When selecting an axial fan for a particular application, one of the parameters to be chosen is the non dimensional loading. Non-dimensional loading is the ratio of the change of pressure across the fan to the product the density of the fluid moved by the fan and the square of the speed of the tips of the fan blades. Since non-dimensional loading is inversely proportional to the square of the tip speed, heavily loaded fans will generally have lower tip speeds, assuming the pressure drop and fluid density are relatively constant. There are several advantages to operating a fan at lower speeds (i.e., with higher non-dimensional loading) including reduced noise and vibration levels and reduced centrifugal forces acting on the fan. In addition, limits on the diameter and the capability of a particular engine or electric motor may require that the non-dimensional loading be high.
When a heavily loaded fan is used in a given application, e.g., moving air, large tangential, or swirl velocities are imparted to the air as it moves through the fan. These swirl velocities cause centrifugal forces to act on the air as it leaves the fan. In the absence of other forces acting on the air, the air will move radially under the action of these centrifugal forces and the jet of air leaving the fan will therefore not be of constant radius, but will expand downstream of the fan.

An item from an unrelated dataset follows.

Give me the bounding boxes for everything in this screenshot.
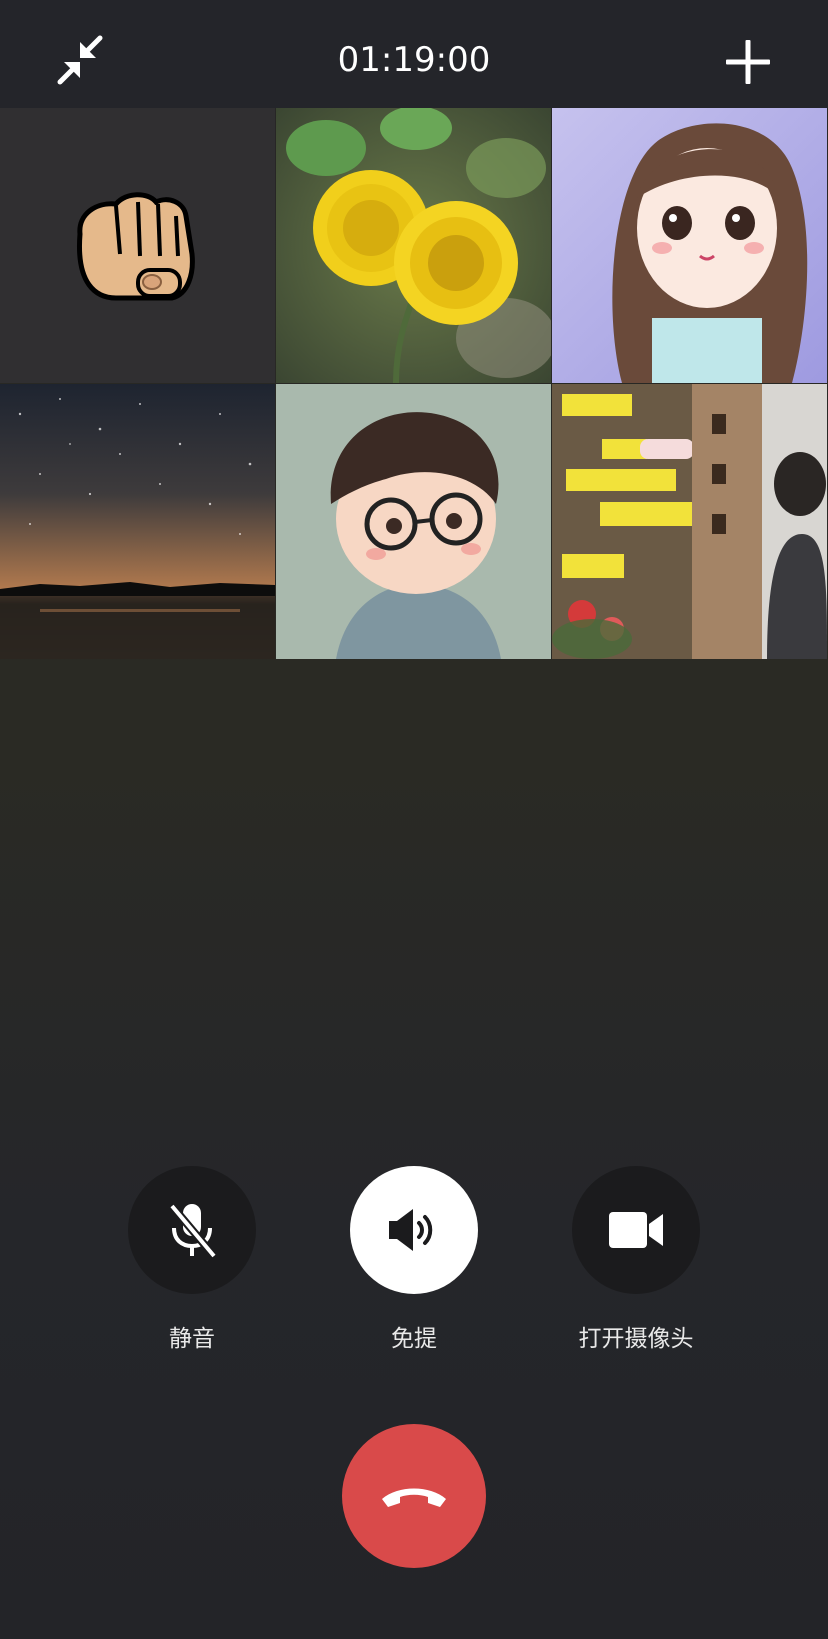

An axial fan that is designed to push air through a compact heat exchanger, such as an air-conditioning condenser or automotive radiator, is positioned in a shroud which directs all of the air through the core of the heat exchanger. Typically, this shroud is only slightly larder than the fan itself, but is rectangular in shape rather than circular. When using a heavily loaded fan, an expanding jet of air, as discussed above, will leave the fan and impinge on the sides of the shroud rather than the core. The sides of the shroud must then turn the flow, and force the air through the edges of the core.